We’re not talking about huge indistinguishable blocks of stone hauled up the side of a pyramid by sledge and slave to commemorate a dead pharaoh. We’re not talking even about the Athenian Parthenon, with master sculptors hammering at the pediment and frieze, while slaves haul the stone from the quarry and dress it.
We are talking about free men, troops of them moving from place to place, paid pretty well, masters of their crafts, with local laborers for the less skilled work. We don’t know the names of most of these, and that too is telling. For the work is not designed and mandated by potentates far away. It is true folk art, maybe the most muscular and bodacious folk art the world has known.

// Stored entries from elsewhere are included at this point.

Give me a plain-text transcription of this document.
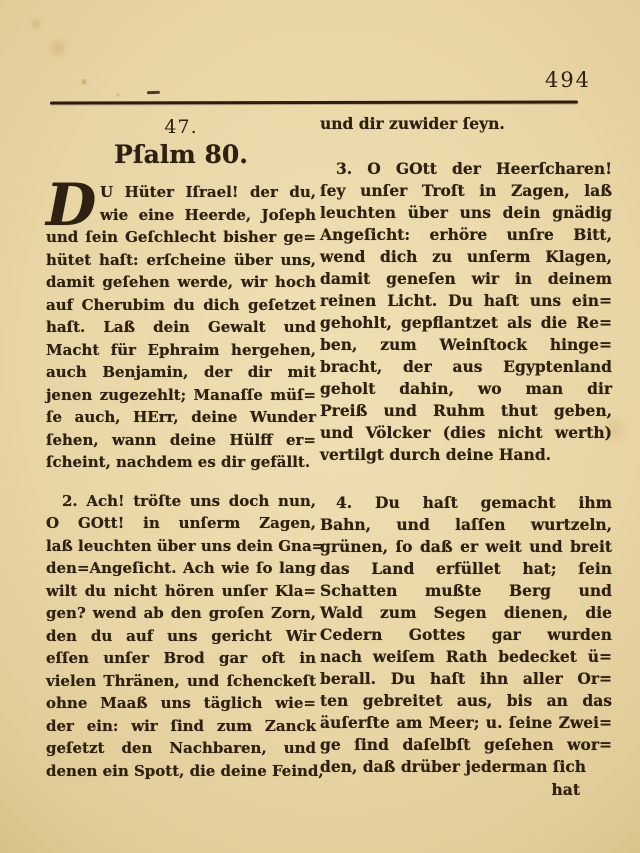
494
47.
Pſalm 80.
D U Hüter Iſrael! der du,
wie eine Heerde, Joſeph
und ſein Geſchlecht bisher ge=
hütet haſt: erſcheine über uns,
damit geſehen werde, wir hoch
auf Cherubim du dich geſetzet
haſt. Laß dein Gewalt und
Macht für Ephraim hergehen,
auch Benjamin, der dir mit
jenen zugezehlt; Manaſſe müſ=
ſe auch, HErr, deine Wunder
ſehen, wann deine Hülff er=
ſcheint, nachdem es dir gefällt.
2. Ach! tröſte uns doch nun,
O GOtt! in unſerm Zagen,
laß leuchten über uns dein Gna=
den=Angeſicht. Ach wie ſo lang
wilt du nicht hören unſer Kla=
gen? wend ab den groſen Zorn,
den du auf uns gericht Wir
eſſen unſer Brod gar oft in
vielen Thränen, und ſchenckeſt
ohne Maaß uns täglich wie=
der ein: wir ſind zum Zanck
geſetzt den Nachbaren, und
denen ein Spott, die deine Feind,
und dir zuwider ſeyn.
3. O GOtt der Heerſcharen!
ſey unſer Troſt in Zagen, laß
leuchten über uns dein gnädig
Angeſicht: erhöre unſre Bitt,
wend dich zu unſerm Klagen,
damit geneſen wir in deinem
reinen Licht. Du haſt uns ein=
gehohlt, gepflantzet als die Re=
ben, zum Weinſtock hinge=
bracht, der aus Egyptenland
geholt dahin, wo man dir
Preiß und Ruhm thut geben,
und Völcker (dies nicht werth)
vertilgt durch deine Hand.
4. Du haſt gemacht ihm
Bahn, und laſſen wurtzeln,
grünen, ſo daß er weit und breit
das Land erfüllet hat; ſein
Schatten mußte Berg und
Wald zum Segen dienen, die
Cedern Gottes gar wurden
nach weiſem Rath bedecket ü=
berall. Du haſt ihn aller Or=
ten gebreitet aus, bis an das
äuſerſte am Meer; u. ſeine Zwei=
ge ſind daſelbſt geſehen wor=
den, daß drüber jederman ſich
hat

The whole of a Gothic cathedral, wrote John Ruskin, is scrawled over with the spirit of playfulness.
5
Maybe over here a gangly boy named Wat, not yet a master, chisels the leer of a dragon whose mouth will gush rainwater and keep the roof from leaking. Over there a carpenter works at a coffered wooden ceiling, gouging out for decoration—and for affirming the goodness of all God’s creatures—the flowers and animals of his native land. If he’s an Italian, look for lemons and pinecones. Back toward the sanctuary a priest may be asking the glaziers for a rose window in the east based on the number eight, since the eighth day is Easter, the day beyond all days, the day of resurrection. The townsfolk, who have contributed much to the building, will also gain from it. People will come to see the church, and people need food and drink and lodging. For the church is also an expression of town pride and love, and if it takes fifty or sixty years to build (or more) the people bequeath the project to their children. It is their great artistic and economic triumph.